A federal jury will decide what really happened between a former junior finance professor and the tenured Columbia Business School staff member she said sexually harassed her — and whether the university did enough to protect her once she reported him.
Enrichetta Ravina sued Columbia University claiming it failed to protect her from Geert Bekaert, a chaired finance professor, who she said slowed her work after she dismissed his advances. She says she was denied tenure and is seeking $30 million in damages.
“Both Bekaert and Columbia knew what they were doing and acted with extreme recklessness,” David Sanford, Ravina’s lawyer, said during closing remarks on Tuesday. “It is about consequences felt by a woman who was not given a fair shake.”
Ravina, 42, testified about a pattern of sexual commentary, unwanted touching and stalled work in the years she and Bekaert, 53, collaborated on joint research. On the witness stand, Bekaert denied the allegations, and the university’s lawyers argued that Ravina’s lack of academic merit was what stopped her from winning tenure at the Ivy League business school.
A jury of four men and four women in Manhattan started deliberating Wednesday on whose side to take after she-said-he-said testimonies from Ravina and Bekaert. In the #MeToo era, Ravina’s accusations echo voices of other women who say their careers were damaged by gender-based discrimination, sexual harassment and misconduct that was perpetrated by men in positions of power.

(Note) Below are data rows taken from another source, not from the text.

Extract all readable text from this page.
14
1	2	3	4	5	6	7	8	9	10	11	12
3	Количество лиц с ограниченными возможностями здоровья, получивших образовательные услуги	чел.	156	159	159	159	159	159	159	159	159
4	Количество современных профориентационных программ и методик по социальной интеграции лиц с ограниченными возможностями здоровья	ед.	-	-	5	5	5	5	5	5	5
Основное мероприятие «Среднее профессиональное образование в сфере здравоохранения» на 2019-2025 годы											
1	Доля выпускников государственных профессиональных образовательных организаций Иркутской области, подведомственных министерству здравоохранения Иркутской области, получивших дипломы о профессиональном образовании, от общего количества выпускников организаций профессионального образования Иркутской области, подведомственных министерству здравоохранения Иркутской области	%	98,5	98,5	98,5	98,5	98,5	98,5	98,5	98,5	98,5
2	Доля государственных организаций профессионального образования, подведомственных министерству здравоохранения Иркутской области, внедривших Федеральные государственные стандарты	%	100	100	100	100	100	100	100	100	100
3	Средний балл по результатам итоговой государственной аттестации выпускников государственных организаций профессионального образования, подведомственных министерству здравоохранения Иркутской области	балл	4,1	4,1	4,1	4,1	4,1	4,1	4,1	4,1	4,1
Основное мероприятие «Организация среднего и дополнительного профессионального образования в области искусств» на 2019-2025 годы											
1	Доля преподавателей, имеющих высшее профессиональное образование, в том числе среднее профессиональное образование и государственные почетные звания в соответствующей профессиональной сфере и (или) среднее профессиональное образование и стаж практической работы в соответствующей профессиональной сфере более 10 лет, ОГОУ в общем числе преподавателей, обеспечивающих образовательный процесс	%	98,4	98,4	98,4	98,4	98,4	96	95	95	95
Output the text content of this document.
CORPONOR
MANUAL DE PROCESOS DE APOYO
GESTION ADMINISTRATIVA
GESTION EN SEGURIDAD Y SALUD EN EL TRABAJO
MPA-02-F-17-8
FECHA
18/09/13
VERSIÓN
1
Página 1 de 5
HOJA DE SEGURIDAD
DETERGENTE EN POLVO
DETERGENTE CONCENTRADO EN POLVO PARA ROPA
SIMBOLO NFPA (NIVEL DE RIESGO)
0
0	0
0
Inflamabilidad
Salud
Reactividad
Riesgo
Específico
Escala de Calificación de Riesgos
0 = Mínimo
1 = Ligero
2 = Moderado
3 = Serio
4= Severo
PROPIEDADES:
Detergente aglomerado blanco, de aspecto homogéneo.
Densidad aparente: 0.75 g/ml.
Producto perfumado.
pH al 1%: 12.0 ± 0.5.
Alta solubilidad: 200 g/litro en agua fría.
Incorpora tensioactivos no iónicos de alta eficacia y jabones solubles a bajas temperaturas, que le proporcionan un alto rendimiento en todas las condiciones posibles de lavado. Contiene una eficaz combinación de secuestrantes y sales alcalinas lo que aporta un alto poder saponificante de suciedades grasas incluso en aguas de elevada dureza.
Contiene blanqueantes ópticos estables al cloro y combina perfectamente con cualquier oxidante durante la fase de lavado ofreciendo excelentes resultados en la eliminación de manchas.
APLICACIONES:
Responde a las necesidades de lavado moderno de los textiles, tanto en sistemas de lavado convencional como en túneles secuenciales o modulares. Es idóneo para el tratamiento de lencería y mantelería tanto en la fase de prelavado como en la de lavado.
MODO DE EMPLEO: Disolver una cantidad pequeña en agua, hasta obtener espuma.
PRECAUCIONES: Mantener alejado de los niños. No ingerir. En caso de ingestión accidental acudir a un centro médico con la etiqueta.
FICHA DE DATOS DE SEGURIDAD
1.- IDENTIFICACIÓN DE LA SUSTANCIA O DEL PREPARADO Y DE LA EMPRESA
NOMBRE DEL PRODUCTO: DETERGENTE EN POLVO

Sanford asked the jury to make Columbia take responsibility and to do better in the future by returning a verdict in favor of Ravina. He quoted Maya Angelou and Teddy Roosevelt before telling them that “the United States is watching.”
Earlier in the trial, Ravina testified that Bekaert kissed her, passed his hand on her back in a taxi and talked to her about porn, prostitution and women. Emails show him sending her music and inviting her to dinners, as well as her complimenting him and commenting on Owen Wilson’s good looks.
Bekaert’s lawyer Edward Hernstadt said her compliments were unwarranted and embarrassing.
“Look at these emails, and you can decide who is chasing who,” he told the jury. During closing remarks, he asked jurors to question whether Ravina made the allegations up as a “plan B” for being off-track for tenure. “She is not credible.”
After Ravina complained to the university, Bekaert wrote more than 30 emails, often from his Columbia account, calling Ravina “evil” and “crazy” to academics and professionals around the world, including people Bekaert considered friends at the Federal Reserve Board of Governors, the European Central Bank and the American Finance Association, Sanford said.
Hernstadt acknowledged that the emails were “rude” and “shocking,” but said they were evidence of Bekaert defending his reputation, not retaliating against Ravina.
Testimony from Columbia Business School Dean Glenn Hubbard and other university staff detailed the school’s response to Ravina’s complaints, from orchestrating a “research divorce” of Ravina and Bekaert to recruiting a relationship manager to be copied on their emails. Bettina Plevan, the university’s lawyer, told jurors that Columbia did its job in investigating Ravina’s complaints and fairly considering her tenure.
It was Ravina who “failed to help herself,” Plevan said during closing remarks Tuesday. “The evidence showed that Columbia’s decision to deny Professor Ravina tenure was based on the merits.”
The university’s lawyer said Ravina wasn’t treated any differently because of her complaint or subsequent lawsuit. Plevan told jurors the school offered Ravina “a gift, a lifeline” by way of an extension of the tenure clock under the condition of a changed title, which Ravina declined because she considered it a demotion.
“It’s not a picture of retaliation or discrimination,” Plevan said. “She just did not measure up, and that’s why she didn’t get tenure.”
The case is Ravina v. Columbia University, 16-cv-2137, U.S. District Court, Southern District of New York (Manhattan).